Whether or not a health-care facility is developed will be based on feasibility studies, demand for services in the area and economics, he said.
"There isn't a commitment to develop all those services at this point," Olden said. "The market for health-care in Hawaii has changed pretty dramatically over the last 10 years and the feasibility of any one of those services ... has got to be re-evaluated based on current market conditions."
Castle & Cooke's Koa Ridge project was stalled by Wahiawa Hospital Association lawsuit and a separate complaint by the Sierra Clubs Hawaii Chapter challenging its entitlement process. In 2006, the Hawaii Supreme Court upheld a 2003 Circuit Court decision overturning the state Land Use Commission's reclassification of 750 acres of Castle & Cooke land from agricultural to urban use for the project, requiring the developer to first do an environmental review before moving forward.
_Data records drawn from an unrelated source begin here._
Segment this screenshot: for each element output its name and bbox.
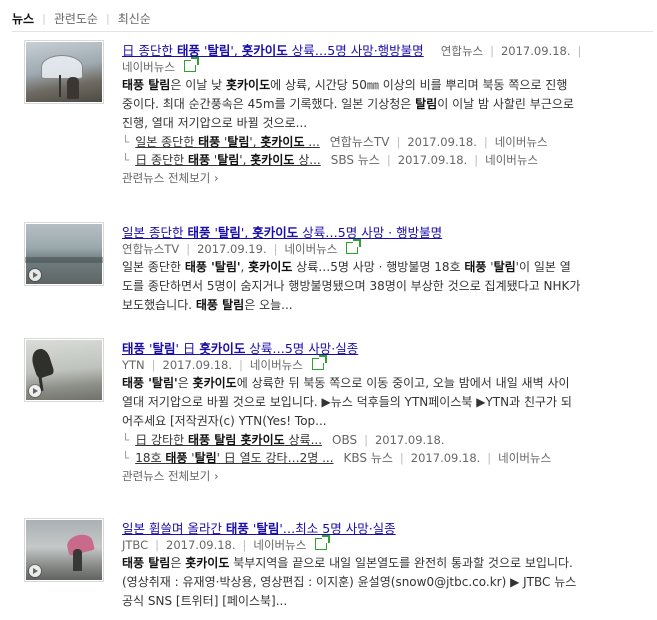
tab-latest[interactable]: 최신순 bbox=[118, 10, 151, 27]
news-thumbnail[interactable] bbox=[24, 338, 104, 402]
news-meta: JTBC | 2017.09.18. | 네이버뉴스 bbox=[122, 535, 654, 554]
news-description: 태풍 '탈림'은 홋카이도에 상륙한 뒤 북동 쪽으로 이동 중이고, 오늘 밤… bbox=[122, 376, 572, 428]
related-news-title[interactable]: 日 종단한 태풍 '탈림', 홋카이도 상... bbox=[135, 153, 320, 167]
news-thumbnail[interactable] bbox=[24, 518, 104, 582]
related-news-title[interactable]: 일본 종단한 태풍 '탈림', 홋카이도 ... bbox=[135, 135, 320, 149]
naver-news-link[interactable]: 네이버뉴스 bbox=[498, 451, 551, 465]
tree-branch-icon: └ bbox=[122, 433, 130, 447]
tree-branch-icon: └ bbox=[122, 451, 130, 465]
news-item: 태풍 '탈림' 日 홋카이도 상륙…5명 사망·실종 YTN | 2017.09.1… bbox=[24, 338, 654, 498]
tab-divider: | bbox=[42, 11, 46, 25]
news-item: 日 종단한 태풍 '탈림', 홋카이도 상륙…5명 사망·행방불명 연합뉴스 | 2… bbox=[24, 40, 654, 200]
news-description: 일본 종단한 태풍 '탈림', 홋카이도 상륙…5명 사망 · 행방불명 18호… bbox=[122, 260, 581, 312]
news-title[interactable]: 일본 휩쓸며 올라간 태풍 '탈림'…최소 5명 사망·실종 bbox=[122, 521, 396, 536]
news-description: 태풍 탈림은 홋카이도 북부지역을 끝으로 내일 일본열도를 완전히 통과할 것… bbox=[122, 556, 577, 608]
news-source[interactable]: YTN bbox=[122, 358, 145, 372]
news-title[interactable]: 일본 종단한 태풍 '탈림', 홋카이도 상륙…5명 사망 · 행방불명 bbox=[122, 225, 442, 240]
news-item: 일본 종단한 태풍 '탈림', 홋카이도 상륙…5명 사망 · 행방불명 연합뉴… bbox=[24, 222, 654, 322]
news-source[interactable]: JTBC bbox=[122, 538, 148, 552]
news-thumbnail[interactable] bbox=[24, 40, 104, 104]
related-news-item: └ 18호 태풍 '탈림' 日 열도 강타…2명 ... KBS 뉴스 | 2017.0… bbox=[122, 451, 552, 465]
related-news-date: 2017.09.18. bbox=[407, 135, 477, 149]
related-news-title[interactable]: 日 강타한 태풍 탈림 홋카이도 상륙... bbox=[135, 433, 322, 447]
tab-divider: | bbox=[105, 11, 110, 25]
news-date: 2017.09.19. bbox=[197, 242, 267, 256]
related-news-title[interactable]: 18호 태풍 '탈림' 日 열도 강타…2명 ... bbox=[135, 451, 333, 465]
news-thumbnail[interactable] bbox=[24, 222, 104, 286]
related-news-source[interactable]: KBS 뉴스 bbox=[344, 451, 393, 465]
play-icon bbox=[29, 565, 41, 577]
news-date: 2017.09.18. bbox=[500, 44, 571, 58]
play-icon bbox=[29, 269, 41, 281]
naver-news-link[interactable]: 네이버뉴스 bbox=[495, 135, 548, 149]
naver-news-link[interactable]: 네이버뉴스 bbox=[485, 153, 538, 167]
naver-news-link[interactable]: 네이버뉴스 bbox=[284, 242, 337, 256]
sort-tabs: 뉴스 | 관련도순 | 최신순 bbox=[12, 8, 159, 28]
tree-branch-icon: └ bbox=[122, 135, 130, 149]
play-icon bbox=[29, 385, 41, 397]
news-date: 2017.09.18. bbox=[166, 538, 236, 552]
news-meta: YTN | 2017.09.18. | 네이버뉴스 bbox=[122, 355, 654, 374]
news-source[interactable]: 연합뉴스 bbox=[441, 44, 483, 58]
news-title[interactable]: 태풍 '탈림' 日 홋카이도 상륙…5명 사망·실종 bbox=[122, 341, 358, 356]
share-icon[interactable] bbox=[183, 57, 199, 72]
related-news-item: └ 日 강타한 태풍 탈림 홋카이도 상륙... OBS | 2017.09.18. bbox=[122, 433, 445, 447]
news-meta-inline: 연합뉴스 | 2017.09.18. | bbox=[440, 44, 582, 58]
related-news-date: 2017.09.18. bbox=[374, 433, 445, 447]
share-icon[interactable] bbox=[315, 535, 331, 550]
news-meta: 네이버뉴스 bbox=[122, 57, 654, 76]
related-news-source[interactable]: 연합뉴스TV bbox=[330, 135, 390, 149]
tab-news[interactable]: 뉴스 bbox=[12, 10, 34, 27]
naver-news-link[interactable]: 네이버뉴스 bbox=[250, 358, 303, 372]
related-news-item: └ 일본 종단한 태풍 '탈림', 홋카이도 ... 연합뉴스TV | 2017.09.… bbox=[122, 135, 548, 149]
tab-relevance[interactable]: 관련도순 bbox=[54, 10, 98, 27]
naver-news-link[interactable]: 네이버뉴스 bbox=[253, 538, 306, 552]
tree-branch-icon: └ bbox=[122, 153, 130, 167]
related-news-source[interactable]: OBS bbox=[332, 433, 357, 447]
related-news-item: └ 日 종단한 태풍 '탈림', 홋카이도 상... SBS 뉴스 | 2017.09.… bbox=[122, 153, 539, 167]
news-meta: 연합뉴스TV | 2017.09.19. | 네이버뉴스 bbox=[122, 239, 654, 258]
news-description: 태풍 탈림은 이날 낮 홋카이도에 상륙, 시간당 50㎜ 이상의 비를 뿌리며… bbox=[122, 78, 574, 130]
related-news-date: 2017.09.18. bbox=[397, 153, 468, 167]
share-icon[interactable] bbox=[311, 355, 327, 370]
news-title[interactable]: 日 종단한 태풍 '탈림', 홋카이도 상륙…5명 사망·행방불명 bbox=[122, 43, 424, 58]
tabs-divider-line bbox=[12, 31, 653, 32]
news-item: 일본 휩쓸며 올라간 태풍 '탈림'…최소 5명 사망·실종 JTBC | 2017… bbox=[24, 518, 654, 618]
related-news-date: 2017.09.18. bbox=[410, 451, 481, 465]
related-news-more-link[interactable]: 관련뉴스 전체보기 bbox=[122, 467, 654, 485]
share-icon[interactable] bbox=[346, 239, 362, 254]
news-source[interactable]: 연합뉴스TV bbox=[122, 242, 179, 256]
news-date: 2017.09.18. bbox=[162, 358, 233, 372]
naver-news-link[interactable]: 네이버뉴스 bbox=[122, 60, 175, 74]
related-news-more-link[interactable]: 관련뉴스 전체보기 bbox=[122, 169, 654, 187]
related-news-source[interactable]: SBS 뉴스 bbox=[331, 153, 380, 167]
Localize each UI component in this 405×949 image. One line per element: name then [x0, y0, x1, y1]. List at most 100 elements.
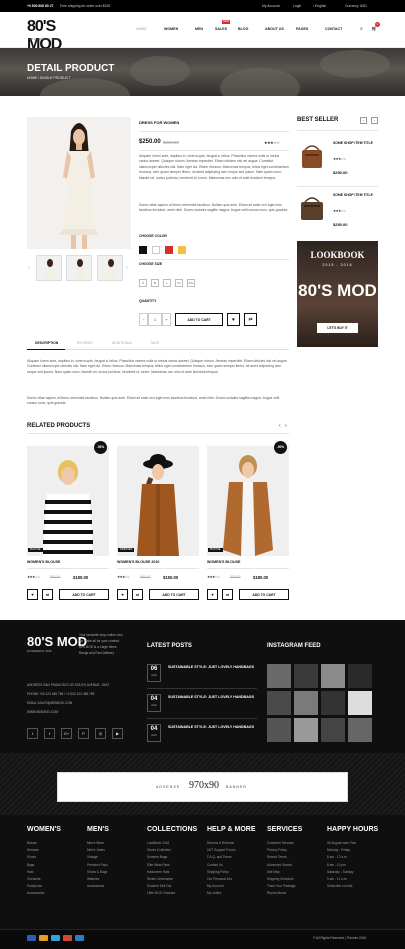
tab-description[interactable]: DESCRIPTION — [35, 341, 58, 345]
footer-link[interactable]: Report Abuse — [267, 890, 302, 897]
best-seller-name[interactable]: SOME SHOP ITEM TITLE — [333, 193, 383, 198]
footer-email[interactable]: EMAIL SALES@80SMOD.COM — [27, 701, 72, 705]
instagram-photo[interactable] — [267, 664, 291, 688]
product-image[interactable] — [27, 117, 131, 249]
related-product-name[interactable]: WOMEN'S BLOUSE — [207, 560, 240, 564]
logo[interactable]: 80'S MOD ECOMMERCE HTML — [27, 18, 71, 53]
chevron-right-icon[interactable]: › — [285, 423, 287, 429]
footer-link[interactable]: Premium Pack — [87, 862, 109, 869]
footer-link[interactable]: Privacy Policy — [267, 847, 302, 854]
footer-link[interactable]: Summer Sell Out — [147, 883, 197, 890]
instagram-photo[interactable] — [294, 664, 318, 688]
footer-link[interactable]: Men's Jeans — [87, 847, 109, 854]
compare-icon[interactable]: ⇄ — [222, 589, 233, 600]
footer-link[interactable]: Little 2015 Closeout — [147, 890, 197, 897]
footer-link[interactable]: Men's Wear — [87, 840, 109, 847]
footer-link[interactable]: Shipping Policy — [207, 869, 256, 876]
footer-link[interactable]: Site Map — [267, 869, 302, 876]
twitter-icon[interactable]: t — [27, 728, 38, 739]
add-to-cart-button[interactable]: ADD TO CART — [175, 313, 223, 326]
footer-link[interactable]: Accessories — [87, 883, 109, 890]
tab-reviews[interactable]: REVIEWS — [77, 341, 93, 345]
footer-link[interactable]: Winter Underwear — [147, 876, 197, 883]
footer-link[interactable]: Watches — [87, 876, 109, 883]
size-option[interactable]: S — [139, 279, 147, 287]
best-seller-name[interactable]: SOME SHOP ITEM TITLE — [333, 141, 383, 146]
footer-link[interactable]: Overknits — [27, 876, 61, 883]
instagram-photo[interactable] — [348, 691, 372, 715]
instagram-photo[interactable] — [294, 718, 318, 742]
ad-banner[interactable]: ADSENSE 970x90 BANNER — [57, 772, 348, 802]
post-title[interactable]: SUSTAINABLE STYLE: JUST LOVELY HANDBAGS — [168, 724, 258, 730]
instagram-photo[interactable] — [294, 691, 318, 715]
footer-website[interactable]: WWW.80SMOD.COM — [27, 710, 58, 714]
footer-link[interactable]: F.A.Q. and Terms — [207, 854, 256, 861]
color-swatch-red[interactable] — [165, 246, 173, 254]
related-product-image[interactable] — [207, 446, 289, 556]
footer-link[interactable]: Returns & Refunds — [207, 840, 256, 847]
currency-select[interactable]: Currency USD — [345, 4, 367, 8]
instagram-photo[interactable] — [267, 691, 291, 715]
chevron-left-icon[interactable]: ‹ — [360, 117, 367, 124]
footer-link[interactable]: Contact Us — [207, 862, 256, 869]
product-thumb[interactable] — [97, 255, 123, 281]
nav-sales[interactable]: SALES — [215, 27, 227, 31]
chevron-left-icon[interactable]: ‹ — [279, 423, 281, 429]
nav-men[interactable]: MEN — [195, 27, 203, 31]
lookbook-banner[interactable]: LOOKBOOK 2015 - 2016 80'S MOD LET'S BUY … — [297, 241, 378, 347]
best-seller-image[interactable] — [297, 140, 327, 172]
product-thumb[interactable] — [66, 255, 92, 281]
footer-link[interactable]: Accessories — [27, 890, 61, 897]
footer-link[interactable]: Customer Services — [267, 840, 302, 847]
prev-arrow-icon[interactable]: ‹ — [28, 265, 30, 271]
quantity-plus-button[interactable]: + — [162, 313, 171, 326]
nav-women[interactable]: WOMEN — [164, 27, 178, 31]
footer-link[interactable]: Shoes & Bags — [87, 869, 109, 876]
footer-link[interactable]: Pantyhose — [27, 883, 61, 890]
post-title[interactable]: SUSTAINABLE STYLE: JUST LOVELY HANDBAGS — [168, 694, 258, 700]
color-swatch-black[interactable] — [139, 246, 147, 254]
related-product-image[interactable] — [27, 446, 109, 556]
nav-home[interactable]: HOME — [136, 27, 147, 31]
lookbook-buy-button[interactable]: LET'S BUY IT — [317, 323, 358, 333]
quantity-minus-button[interactable]: − — [139, 313, 148, 326]
search-icon[interactable]: ⌕ — [360, 26, 363, 32]
heart-icon[interactable]: ♥ — [227, 313, 240, 326]
footer-link[interactable]: Halloween Hats — [147, 869, 197, 876]
product-thumb[interactable] — [36, 255, 62, 281]
instagram-photo[interactable] — [348, 718, 372, 742]
footer-link[interactable]: Summer Bags — [147, 854, 197, 861]
color-swatch-yellow[interactable] — [178, 246, 186, 254]
chevron-right-icon[interactable]: › — [371, 117, 378, 124]
footer-link[interactable]: Search Terms — [267, 854, 302, 861]
youtube-icon[interactable]: ▶ — [112, 728, 123, 739]
breadcrumb[interactable]: HOME / SINGLE PRODUCT — [27, 76, 70, 80]
footer-link[interactable]: Blouse — [27, 840, 61, 847]
footer-link[interactable]: Subscribe on mail — [327, 883, 378, 890]
footer-link[interactable]: 24/7 Support Forum — [207, 847, 256, 854]
compare-icon[interactable]: ⇄ — [42, 589, 53, 600]
footer-link[interactable]: Elite Wear Pack — [147, 862, 197, 869]
instagram-icon[interactable]: ◎ — [95, 728, 106, 739]
login-link[interactable]: Login — [293, 4, 301, 8]
add-to-cart-button[interactable]: ADD TO CART — [59, 589, 109, 600]
facebook-icon[interactable]: f — [44, 728, 55, 739]
color-swatch-white[interactable] — [152, 246, 160, 254]
instagram-photo[interactable] — [321, 664, 345, 688]
footer-link[interactable]: Our Personal Info — [207, 876, 256, 883]
nav-about[interactable]: ABOUT US — [265, 27, 284, 31]
nav-pages[interactable]: PAGES — [296, 27, 308, 31]
next-arrow-icon[interactable]: › — [126, 265, 128, 271]
footer-link[interactable]: My Account — [207, 883, 256, 890]
footer-link[interactable]: Shoes Collection — [147, 847, 197, 854]
footer-link[interactable]: Advanced Search — [267, 862, 302, 869]
pinterest-icon[interactable]: P — [78, 728, 89, 739]
footer-link[interactable]: Track Your Package — [267, 883, 302, 890]
related-product-name[interactable]: WOMEN'S BLOUSE 2016 — [117, 560, 159, 564]
nav-blog[interactable]: BLOG — [238, 27, 248, 31]
instagram-photo[interactable] — [321, 718, 345, 742]
heart-icon[interactable]: ♥ — [117, 589, 128, 600]
footer-link[interactable]: Dresses — [27, 847, 61, 854]
instagram-photo[interactable] — [267, 718, 291, 742]
footer-link[interactable]: LookBook 2016 — [147, 840, 197, 847]
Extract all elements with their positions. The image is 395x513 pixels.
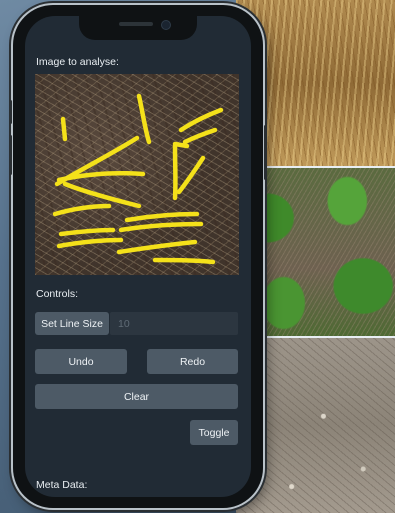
toggle-button[interactable]: Toggle — [190, 420, 238, 445]
stroke — [178, 107, 224, 133]
stroke — [136, 93, 152, 145]
redo-button[interactable]: Redo — [147, 349, 238, 374]
phone-frame: Image to analyse: Controls: Set Line Siz… — [9, 5, 267, 508]
stroke — [118, 221, 204, 233]
stroke — [172, 141, 190, 149]
stroke — [152, 257, 216, 265]
line-size-input[interactable]: 10 — [110, 312, 238, 335]
stroke — [52, 203, 112, 217]
camera-icon — [161, 20, 171, 30]
phone-notch — [79, 16, 197, 40]
stroke — [182, 127, 218, 145]
clear-button[interactable]: Clear — [35, 384, 238, 409]
stroke — [62, 181, 142, 209]
stroke — [60, 116, 68, 142]
image-section-label: Image to analyse: — [36, 56, 119, 68]
phone-power-button — [264, 125, 267, 180]
stroke — [116, 239, 198, 255]
phone-screen: Image to analyse: Controls: Set Line Siz… — [25, 16, 251, 497]
stroke — [176, 155, 206, 195]
phone-side-button — [9, 100, 12, 124]
stroke — [56, 237, 124, 249]
stroke — [124, 211, 200, 223]
undo-button[interactable]: Undo — [35, 349, 127, 374]
controls-section-label: Controls: — [36, 288, 79, 300]
meta-data-label: Meta Data: — [36, 479, 88, 491]
annotation-canvas[interactable] — [35, 74, 239, 275]
speaker-icon — [119, 22, 153, 26]
set-line-size-button[interactable]: Set Line Size — [35, 312, 109, 335]
stroke — [58, 227, 116, 237]
annotation-strokes — [52, 93, 224, 265]
phone-volume-button — [9, 135, 12, 175]
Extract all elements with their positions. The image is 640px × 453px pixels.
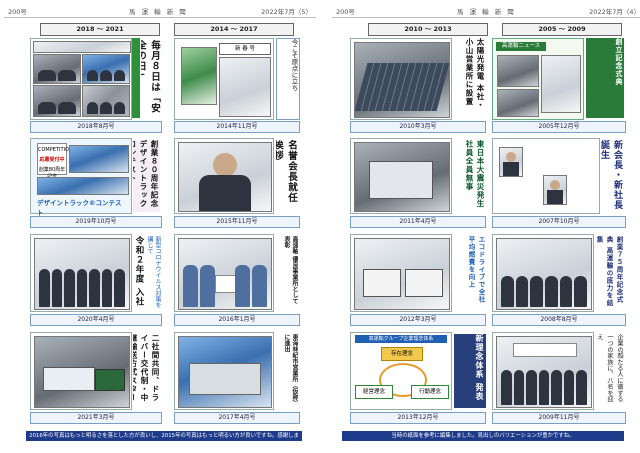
photo — [497, 89, 539, 117]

Carleton Ching, Castle & Cooke vice president of community and government relations, said the developer plans to satisfy the environmental requirement within the year.
Koa Ridge Makai, north of the Waipio Business Park, which includes the Costco outlet adjacent to the H-2 Freeway, is expected to break ground by 2009, with the first homes slated for occupancy in 2012, he said
"This agreement is the result of a lengthy process that sought to advance both of our objectives," said Harry Saunders, Castle & Cooke president.